Personality, Self and Socialization

Today we started the class with a handout that asked you to reflect on certain scenarios. The objective was to identify possible prejudiced thinking and look at ways to rethink and unlearn our prejudices.

"The world is full of people who have never, since childhood, met an open doorway with an open mind." E.B White

We reflected individually on the following questions:

What kinds of prejudice do you see at KCI?
Do you think others are prejudiced against you? Who and why?
How do you deal with prejudice from others? Within yourself?
What prejudices do you have that you would like to change?

From those questions we discussed how prejudice is not simple. We all have biases that come out according to the situation we're in. We all draw our "Prejudiced/Nonprejudiced" lines differently but what we must figure out is where we draw our lines and why.

We ended the class by looking at five faulty reasoning categories (Building Cultural Bridges) that were ways that people try to rationalize or justify their prejudice.
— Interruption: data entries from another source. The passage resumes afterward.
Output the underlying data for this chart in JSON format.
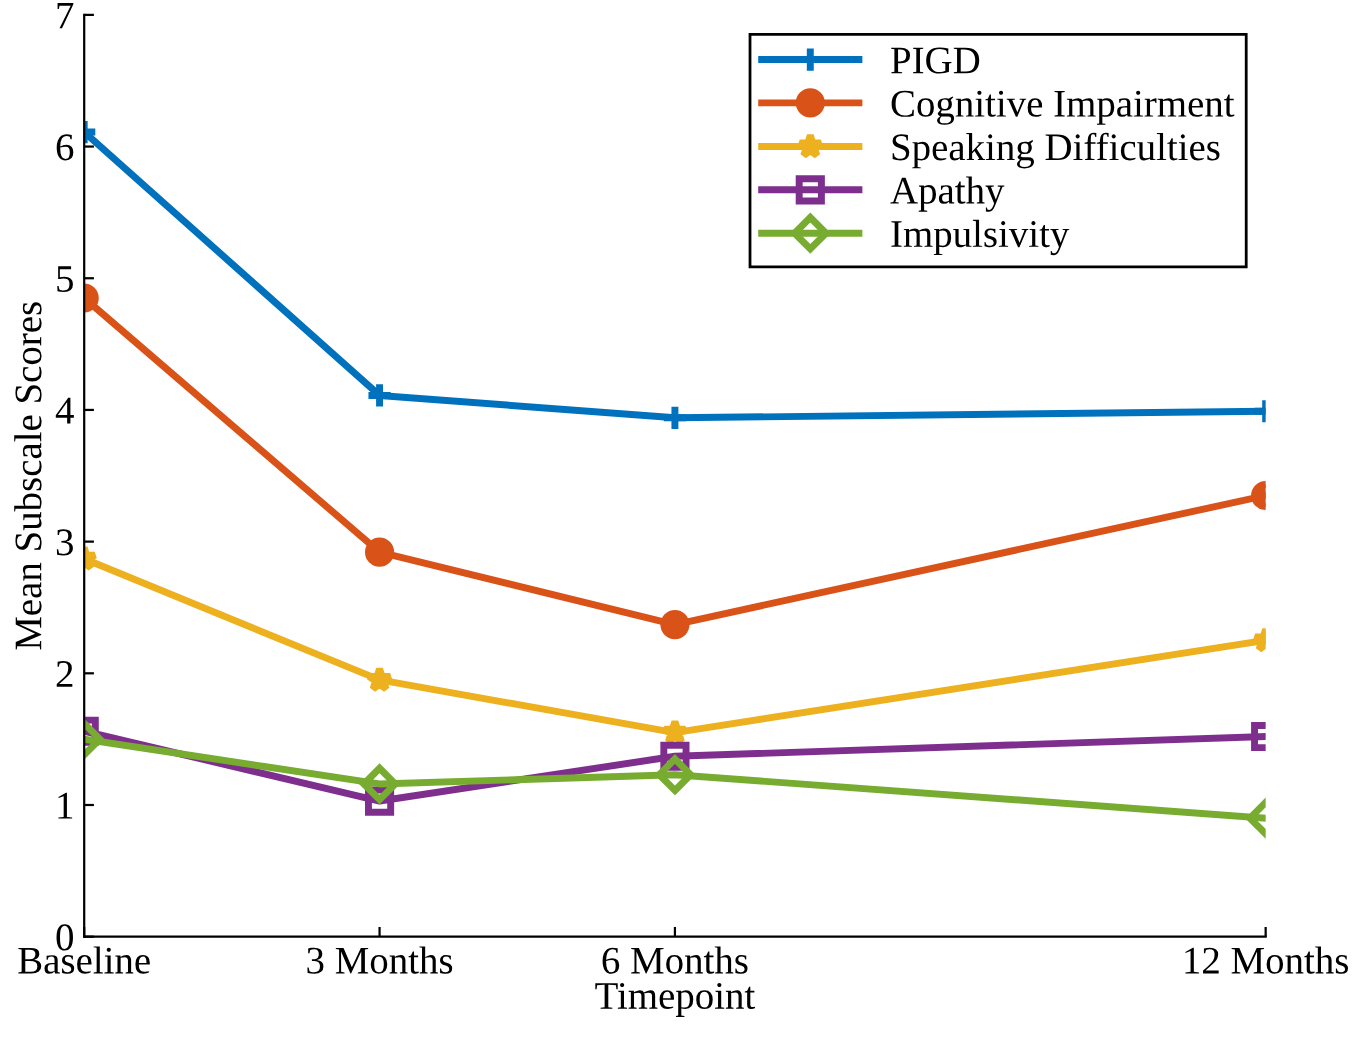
{
  "chart_data": {
    "type": "line",
    "xlabel": "Timepoint",
    "ylabel": "Mean Subscale Scores",
    "x": [
      0,
      3,
      6,
      12
    ],
    "xlim": [
      0,
      12
    ],
    "xticks": [
      {
        "value": 0,
        "label": "Baseline"
      },
      {
        "value": 3,
        "label": "3 Months"
      },
      {
        "value": 6,
        "label": "6 Months"
      },
      {
        "value": 12,
        "label": "12 Months"
      }
    ],
    "ylim": [
      0,
      7
    ],
    "yticks": [
      0,
      1,
      2,
      3,
      4,
      5,
      6,
      7
    ],
    "grid": false,
    "legend": "top right",
    "line_style": "solid",
    "series": [
      {
        "name": "PIGD",
        "color": "#0072bd",
        "marker": "cross",
        "values": [
          6.11,
          4.11,
          3.94,
          3.99
        ]
      },
      {
        "name": "Cognitive Impairment",
        "color": "#d95319",
        "marker": "circle",
        "values": [
          4.85,
          2.92,
          2.37,
          3.35
        ]
      },
      {
        "name": "Speaking Difficulties",
        "color": "#edb120",
        "marker": "star",
        "values": [
          2.87,
          1.95,
          1.55,
          2.25
        ]
      },
      {
        "name": "Apathy",
        "color": "#7e2f8e",
        "marker": "square",
        "values": [
          1.56,
          1.03,
          1.37,
          1.52
        ]
      },
      {
        "name": "Impulsivity",
        "color": "#77ac30",
        "marker": "diamond",
        "values": [
          1.5,
          1.16,
          1.23,
          0.9
        ]
      }
    ]
  }
}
Five Faulty Reasoning Categories:
1 - Over generalization
Thinking that one or more pieces of evidence can justify making a broad conclusion.
Ex: "I don't know him, but I know his kind is worthless and lazy."

2 - Bandwagon
Thinking that the greater the number of people who believe something, the greater the probability that the something is true.
Ex: "It must be true about the new student because everyone is talking about it and everyone agrees."

3 - Projection
Transferring blame for one's own shortcomings, mistakes, and misdeeds to others or attributing to others one's own unacceptable impulses, thoughts and desires.
Ex: "If we could only stop the immigrants from coming over, our economic problems would be solved."

4 - Expert Opinion
Thinking that something is true because it is stated by someone who appears to be an expert.
Ex: "African Americans are better at sports than other racial groups because of their physical construction. That's what a scientist said!"

5 - Railroading
Thinking something because you are pressured to do so in order to conform and belong to a group.
Ex: " I didn't want to beat that guy up, but my friends were watching and I had to show them I could handle it."

Some points to remember about stereotypes:

Stereotypes are nothing more than categories, and we all put everything in categories as a natural function of the way our minds make sense of the world. The problem is that we may create categories based on half-truths, incomplete or inaccurate information.

Stereotypes can be very hard to change.

Association with people in informal social settings is essential to breaking stereotypes.

Having stereotypes does not make us bad or wrong people. But we should continue to explore our stereotypes and work to change them.

We need to recognize and identify our stereotypes and prejudice before we change them.